Is your wedding guest wardrobe overflowing? Perhaps a few garment bags are still draped over the back of a chair, waiting to be unpacked until the next destination wedding rolls around. Between multi-day celebrations, colour-coded dress codes and calendars crowded with functions, many guests now find themselves assembling an entirely new wardrobe every few months. The result is a sea of embellished lehengas, occasionwear bought for a single outing and the familiar dilemma of having "nothing to wear" despite an overflowing closet.

Suhani Parekh, founder and creative director of MISHO Designs, has spent much of the past year on the other side of the wedding equation. “I haven’t had a very packed wedding calendar. I feel like I mostly live at the studio these days, especially with everything we’ve been working on at MISHO.” Even so, weddings remain central to her world. In recent years, MISHO's bridal universe has expanded to include sculptural bodices, bodypieces and custom creations. If today's bridesmaids are increasingly looking for alternatives to traditional occasionwear, Parekh has had a front-row seat to the shift.

The plus-one principle

The designer isn't particularly interested in starting from scratch. Instead, she looks to the piece that can shift an entire outfit's centre of gravity. "I think bodypieces are such an exciting way to dress for weddings because they sit somewhere between jewellery and clothing," she says. "They can completely transform a sari, a lehenga or even a very simple skirt and make the look feel personal, sculptural and unexpected."

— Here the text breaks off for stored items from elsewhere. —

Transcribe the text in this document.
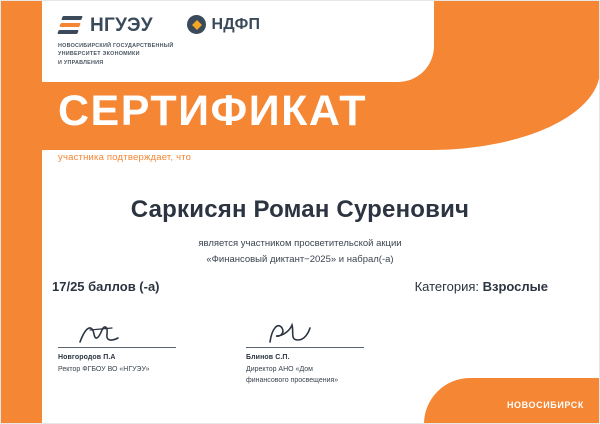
НОВОСИБИРСК
НГУЭУ
НОВОСИБИРСКИЙ ГОСУДАРСТВЕННЫЙ
УНИВЕРСИТЕТ ЭКОНОМИКИ
И УПРАВЛЕНИЯ
НДФП
СЕРТИФИКАТ
участника подтверждает, что
Саркисян Роман Суренович
является участником просветительской акции
«Финансовый диктант−2025» и набрал(-а)
17/25 баллов (-а)	Категория: Взрослые
Новгородов П.А
Ректор ФГБОУ ВО «НГУЭУ»
Блинов С.П.
Директор АНО «Дом
финансового просвещения»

And in the day and age of destination weddings that have you flying across the globe, Parekh sticks to the plus-one rule, “Don’t overpack, carry a few strong pieces that can transform a look. Jewellery is key,” she says. “It also helps to plan looks around one strong element rather than trying to do too much at once.”

Something old, something gold

Some of the most compelling wedding looks begin with pieces that already carry history. "For a wedding, I would probably wear something like a Banarasi sari from my mother's collection styled with a cool MISHO blazer and belt," she says. "For me, it's always about mixing something classic or heirloom with something modern and architectural."

It's a formula that feels increasingly relevant in an era of wedding wardrobes with frequent-flyer miles. Guests now favour transformative jewellery over buying entirely new wedding outfits. And if Parekh's approach can be distilled into a single principle, it is this: choose one thing worth centering your look around on.

A new kind of heirloom

While MISHO is best known for its jewellery, its expanding bridal universe signals a wider shift in how wedding keepsakes are being reimagined. At the centre of that idea is the Memento Bodice, a sculptural piece that can be etched with details from a couple's love story. "What I really love is dressing people for weddings," says Parekh. "We've been creating MISHO brides, lehengas, sculptural bodices and bodypieces that become part of someone's story." For Parekh, that's the appeal. "I love that idea of a wedding piece becoming something deeply personal. Almost like armour, jewellery and memory all at once."